Which brings us to a conversation which may or may not have been overheard last night, somewhere in a quiet pub in St. Kilda.
“Hey. It’s good to see you down here at ground level, when you’re not riding your high horse,” our friend began.
“You know, I bet no one else is going to tell you this, but you’re an idiot. You should be embarrassed for yourself mate. But I know you have no shame.”
“Why do you say that?”
“It’s painful to watch. You’ve just worked yourself up over the last couple of days to accepting this rally in stocks and providing some kind of insane speculative rationale for participating in it. And the rally is over! And then you go off on some diatribe about taxes. You are such a moron!”
“Well look. You got a 57% crash on the S&P 500 in seventeen and a half months. It was a slow motion train wreck. It was a bigger peak to trough fall than the first part of the Depression Crash. But the Feds were fighting this one harder. They banned short selling. They pumped money into the bond market to force down yields and get people back into stocks. They stimulated. They legislated. And they orated. And like the Whitney woman explained, they rigged first quarter bank earnings so that bank tangible book values would improve by an accounting sleight of hand. Financial and retail stocks led the rally, but there was no substance to it.”
“She’s probably right. There’s a lot of positive momentum based on no fundamentals. She says the long-only money is going to get its head chopped off again and be pretty angry about it.”
“Good. We can agree on that. Now about you being a moron. Do you realise how big of a jerk you sounded like today?”
“What do you mean?”
“How can you write a big rant against progressive taxation and expect people to like you? You came off like an arrogant spoiled child and know-it-all American. You should indulge yourself less. Besides, should we just eat the poor or something?
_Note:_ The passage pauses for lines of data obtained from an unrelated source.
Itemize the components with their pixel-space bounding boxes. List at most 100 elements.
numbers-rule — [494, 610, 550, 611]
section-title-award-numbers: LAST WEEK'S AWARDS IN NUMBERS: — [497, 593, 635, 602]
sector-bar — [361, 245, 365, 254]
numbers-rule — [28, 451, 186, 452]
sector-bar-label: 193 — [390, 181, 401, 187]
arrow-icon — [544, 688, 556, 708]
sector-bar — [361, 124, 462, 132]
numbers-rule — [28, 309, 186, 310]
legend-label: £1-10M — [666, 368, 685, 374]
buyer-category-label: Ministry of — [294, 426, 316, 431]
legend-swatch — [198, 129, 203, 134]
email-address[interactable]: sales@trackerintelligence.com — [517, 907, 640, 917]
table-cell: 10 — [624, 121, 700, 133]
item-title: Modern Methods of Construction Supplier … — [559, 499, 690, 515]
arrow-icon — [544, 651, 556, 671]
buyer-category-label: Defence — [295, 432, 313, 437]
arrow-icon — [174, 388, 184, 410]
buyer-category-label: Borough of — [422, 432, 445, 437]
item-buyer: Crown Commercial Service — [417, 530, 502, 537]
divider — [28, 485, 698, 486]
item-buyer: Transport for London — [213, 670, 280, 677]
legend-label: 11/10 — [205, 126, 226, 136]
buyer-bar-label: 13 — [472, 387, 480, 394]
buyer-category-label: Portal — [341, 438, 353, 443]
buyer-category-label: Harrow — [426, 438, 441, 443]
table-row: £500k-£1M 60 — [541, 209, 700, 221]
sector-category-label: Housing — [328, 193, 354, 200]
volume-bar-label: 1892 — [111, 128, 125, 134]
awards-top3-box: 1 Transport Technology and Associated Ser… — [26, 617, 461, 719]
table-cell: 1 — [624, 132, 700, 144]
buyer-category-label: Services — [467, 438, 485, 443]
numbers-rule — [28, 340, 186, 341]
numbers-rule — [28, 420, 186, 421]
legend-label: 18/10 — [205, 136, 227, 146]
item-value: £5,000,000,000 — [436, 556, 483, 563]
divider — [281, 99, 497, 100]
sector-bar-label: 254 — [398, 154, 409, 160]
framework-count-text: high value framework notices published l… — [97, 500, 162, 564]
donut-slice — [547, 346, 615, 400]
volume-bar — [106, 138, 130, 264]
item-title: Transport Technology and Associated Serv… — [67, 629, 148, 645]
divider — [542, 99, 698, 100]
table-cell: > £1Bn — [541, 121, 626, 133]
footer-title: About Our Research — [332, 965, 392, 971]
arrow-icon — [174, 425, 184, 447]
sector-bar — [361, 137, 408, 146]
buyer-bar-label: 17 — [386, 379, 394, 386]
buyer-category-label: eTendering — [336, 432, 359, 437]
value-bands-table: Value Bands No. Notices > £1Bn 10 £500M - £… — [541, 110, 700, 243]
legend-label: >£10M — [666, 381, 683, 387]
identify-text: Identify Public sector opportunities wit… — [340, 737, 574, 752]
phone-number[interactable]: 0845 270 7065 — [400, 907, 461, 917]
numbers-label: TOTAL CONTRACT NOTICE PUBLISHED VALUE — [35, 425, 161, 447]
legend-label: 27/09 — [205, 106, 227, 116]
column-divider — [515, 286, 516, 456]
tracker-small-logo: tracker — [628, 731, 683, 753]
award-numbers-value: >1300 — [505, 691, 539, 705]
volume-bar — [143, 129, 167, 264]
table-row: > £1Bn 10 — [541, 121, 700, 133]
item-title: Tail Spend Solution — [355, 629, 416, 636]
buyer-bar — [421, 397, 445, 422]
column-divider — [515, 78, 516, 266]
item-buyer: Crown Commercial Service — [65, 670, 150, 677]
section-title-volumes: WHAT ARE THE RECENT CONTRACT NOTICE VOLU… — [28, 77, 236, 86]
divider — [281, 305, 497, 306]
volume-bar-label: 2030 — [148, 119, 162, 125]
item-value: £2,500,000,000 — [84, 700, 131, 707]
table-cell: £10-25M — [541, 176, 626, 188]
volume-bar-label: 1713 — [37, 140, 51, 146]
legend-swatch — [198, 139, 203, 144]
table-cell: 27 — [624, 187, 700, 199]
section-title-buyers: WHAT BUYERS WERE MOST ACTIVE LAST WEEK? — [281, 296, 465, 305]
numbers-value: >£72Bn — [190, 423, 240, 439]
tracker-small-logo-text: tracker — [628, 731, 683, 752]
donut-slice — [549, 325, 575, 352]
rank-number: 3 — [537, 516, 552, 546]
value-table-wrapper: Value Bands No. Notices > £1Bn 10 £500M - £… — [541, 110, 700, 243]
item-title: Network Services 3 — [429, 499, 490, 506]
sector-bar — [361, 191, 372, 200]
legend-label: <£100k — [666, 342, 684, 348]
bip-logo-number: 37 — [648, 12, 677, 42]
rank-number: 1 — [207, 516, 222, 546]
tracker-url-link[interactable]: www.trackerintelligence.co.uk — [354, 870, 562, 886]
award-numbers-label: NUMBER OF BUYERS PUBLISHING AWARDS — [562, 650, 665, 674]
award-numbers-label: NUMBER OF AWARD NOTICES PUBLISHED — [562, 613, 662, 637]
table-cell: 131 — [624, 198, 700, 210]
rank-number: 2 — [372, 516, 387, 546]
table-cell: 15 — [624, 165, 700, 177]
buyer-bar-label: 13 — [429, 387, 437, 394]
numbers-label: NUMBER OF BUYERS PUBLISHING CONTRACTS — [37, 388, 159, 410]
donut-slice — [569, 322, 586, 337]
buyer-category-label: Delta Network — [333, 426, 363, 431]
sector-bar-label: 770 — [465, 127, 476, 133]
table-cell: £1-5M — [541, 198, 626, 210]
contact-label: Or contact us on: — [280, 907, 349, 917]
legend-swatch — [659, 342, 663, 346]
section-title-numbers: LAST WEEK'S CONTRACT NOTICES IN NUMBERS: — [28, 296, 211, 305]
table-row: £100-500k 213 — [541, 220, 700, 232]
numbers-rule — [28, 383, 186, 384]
If the government doesn’t take care of the less fortunate, who is going to? Definitely not the market.”
“Well, it wasn’t a rant. I was only trying to make the point that the market is an institution for communicating prices and allocating scarce resources. When the government starts confiscating incomes it reduces capital formation, increases consumption, and ultimately makes the whole society poorer and more dependent on government.”
“Yeah that’s really tugging at my heart strings. So what? What about the people who need help? Who’s going to help them?”
“They’re not getting much from the government are they? Look, my point is that saying you’re for higher taxes to help the less fortunate is a moral and economic cop out. Economically, it’s easy to say when you aren’t paying the taxes. Morally, taxation is even worse than theft. It’s an effort to sub-contract the real obligations you have to help people. In fact I’d argue that when people try to foist off on the government the job of caring for the sick, the needy, and the less fortunate it actually makes people less empathetic and compassionate in their own lives.”
“You’re saying the Welfare State actually erodes the natural sense of personal obligation and empathy we have for one another? You can’t be serious. Have you been drinking?”
“That’s exactly what I’m saying. The market is a magnificent institution for conveying information. There are other institutions in life like family, Church, or community, or even government at a small local level that are there to deal with real human problems. If you want to talk personal ethics, we can do that. But believe me, I know the market isn’t perfect. When it works, more people have food, clean water, energy, and jobs. But for the other problems, I think people need to stop mailing checks to the government and start with what they can do themselves. But personal effort in your own life is much harder. It takes time, which is much more expensive than money. It’s easier to vote for a guy who tells you lies about what he’s going to do for your grandparents and the poor people you never have to see every day. People who support taxation as a way to solve society’s problems are morally lazy and ethically challenged.”
“Well why didn’t you just say that? That should really win you some new friends.”